В виду отсутствия альтернативных предложений, Витя решил обойтись собственными силами. Конечно, имелась возможность дождаться прибытия военного катера. К нему-то уж точно пришлют машину. Но местный житель заверил, что до части не далеко. Только на пригорок взобраться. Зачем тогда пол дня без дела сидеть? С мужиками разбираться совершенно не хотелось. К тому же они наверняка уже в дупель пьяные. Поэтому, поднатужившись, Мухин взвалил на себя неподъемный чемодан с тяжкой сумкой и, преодолев подъем, узрел на горизонте вышку антенны, сверкающую на солнце в окружении сочной зелени дальней сопки. Возвращаться казалось поздно и ему пришлось топать все три километра лесной дорогой, обливаясь потом и матюгами.

Часть приняла нового офицера не менее приветливо, почти враждебно, будто вовсе не ожидала его прихода, и он явился сюда непрошено. Восторженное ожидание встречи с первой в жизни работой, как игривая морская волна налетела на холодный выступ казенного КПП, и разбилась в колючие брызги разочарования.

Смурной и тощий капитан смерил подозрительного гостя, припершегося из леса, холодным взглядом, принял документы, внимательно и долго их изучал, потом связался с кем-то по телефону. В течение получаса он нудно переговаривался с незримым собеседником, все время повторяя одну и ту же фразу: «И что мне теперь делать?» В результате изнурительного разговора, ему, наконец, объяснили, что следует в данном случае предпринять, и он, вернув лейтенанту бумаги, соблаговолил-таки пропустить того на территорию, но в сопровождении специально вызванного прапорщика.

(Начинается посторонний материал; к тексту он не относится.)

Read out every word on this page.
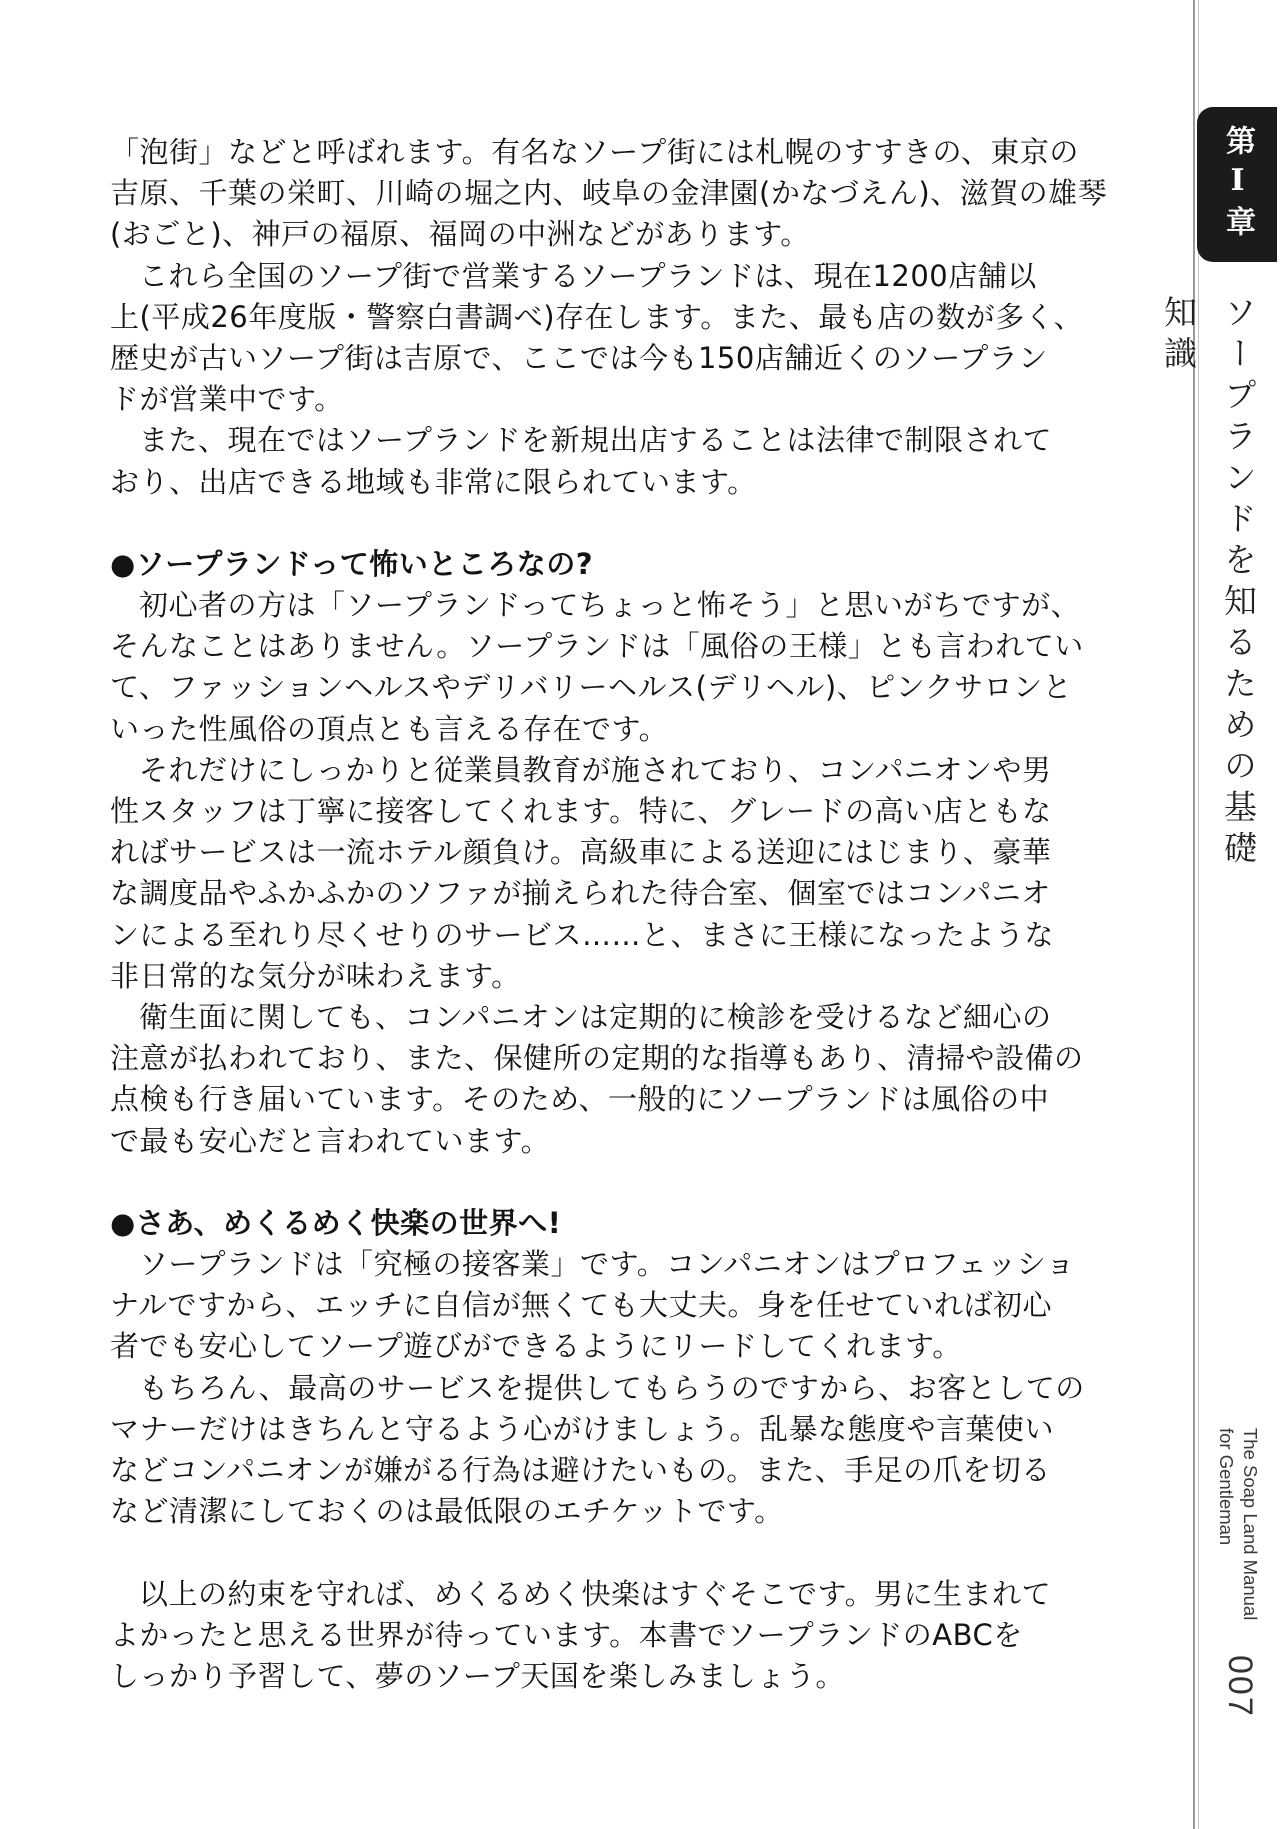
「泡街」などと呼ばれます。有名なソープ街には札幌のすすきの、東京の
吉原、千葉の栄町、川崎の堀之内、岐阜の金津園(かなづえん)、滋賀の雄琴
(おごと)、神戸の福原、福岡の中洲などがあります。
これら全国のソープ街で営業するソープランドは、現在1200店舗以
上(平成26年度版・警察白書調べ)存在します。また、最も店の数が多く、
歴史が古いソープ街は吉原で、ここでは今も150店舗近くのソープラン
ドが営業中です。
また、現在ではソープランドを新規出店することは法律で制限されて
おり、出店できる地域も非常に限られています。
●ソープランドって怖いところなの?
初心者の方は「ソープランドってちょっと怖そう」と思いがちですが、
そんなことはありません。ソープランドは「風俗の王様」とも言われてい
て、ファッションヘルスやデリバリーヘルス(デリヘル)、ピンクサロンと
いった性風俗の頂点とも言える存在です。
それだけにしっかりと従業員教育が施されており、コンパニオンや男
性スタッフは丁寧に接客してくれます。特に、グレードの高い店ともな
ればサービスは一流ホテル顔負け。高級車による送迎にはじまり、豪華
な調度品やふかふかのソファが揃えられた待合室、個室ではコンパニオ
ンによる至れり尽くせりのサービス……と、まさに王様になったような
非日常的な気分が味わえます。
衛生面に関しても、コンパニオンは定期的に検診を受けるなど細心の
注意が払われており、また、保健所の定期的な指導もあり、清掃や設備の
点検も行き届いています。そのため、一般的にソープランドは風俗の中
で最も安心だと言われています。
●さあ、めくるめく快楽の世界へ!
ソープランドは「究極の接客業」です。コンパニオンはプロフェッショ
ナルですから、エッチに自信が無くても大丈夫。身を任せていれば初心
者でも安心してソープ遊びができるようにリードしてくれます。
もちろん、最高のサービスを提供してもらうのですから、お客としての
マナーだけはきちんと守るよう心がけましょう。乱暴な態度や言葉使い
などコンパニオンが嫌がる行為は避けたいもの。また、手足の爪を切る
など清潔にしておくのは最低限のエチケットです。
以上の約束を守れば、めくるめく快楽はすぐそこです。男に生まれて
よかったと思える世界が待っています。本書でソープランドのABCを
しっかり予習して、夢のソープ天国を楽しみましょう。
第Ⅰ章
ソープランドを知るための基礎知識
The Soap Land Manual
for Gentleman
007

Юркий мужичонка небольшого расточка, принявший изрядно измученного путника, представился завхозом части и комендантом офицерского общежития Гусякиным. К своему предпенсионному возрасту он имел измученный вид, круглую медальку за долгую безупречную службу и, судя по всему, хронический гастрит. Большая, плоская как аэродром лобная залысина его маленького черепа естественным образом перетекала в острый нос, снизу подпертый щеточкой рыжеватых, колючих усиков. За ними притаился извилистый ротик. Но стремительный полет линии лица практически его не касался, ловко перескакивал, стремясь дальше, но споткнувшись об маленький, круглый подбородок, словно раненная птица рушился в мешок провисшего живота, ежеминутно выдававшего печальные курлыканья и стоны. Бусинки плутоватых глаз, замутненные размышлениями о естественных процессах внутреннего брожения организма, все время прыгали с одного предмета на другой, не в силах ни за что зацепиться хоть на минуту, отчего создавалось впечатление ежеминутного ожидания подвоха. Однако виновато хлопающие веки, тут же заявляли, что хозяин их вовсе не при чем, и проказника следует искать в другом месте.

«А-а-а… молодежь… – протянул прапорщик, выкатываясь навстречу командирскому пополнению, – Давно, давно ожидаем. Комендант я тут. Петром Никитичем зовут. Прошу следовать за мной. Будем заселяться».

«Мне бы доложить командиру…» – попытался возразить Витя, но сопровождавший решительно замахал рукой.

«Ему не до тебя. После доложишь. Заселишься, как положено, и доложишь. Да ты не волнуйся. Ему уже доложили. Он про тебя уже все знает. И как звать, и как прибыл. Твое дело раньше тебя прибыло. А мне катер встречать надо. С макаронами. Понял? Машина ждет. Он долго ждать не будет, – стрельнул он по сторонам дробинками хитрых глазок, – Получи койку и после докладывай. Двигай, давай, двигай ходулями за мной быстро».

Возражения, как видно, не принимались. Альтернативы на незнакомой местности не вырисовывалось. С дороги страшно хотелось освежиться, и потому молодой человек особого сопротивления не оказал. Тем более, местному заведенные порядки известнее.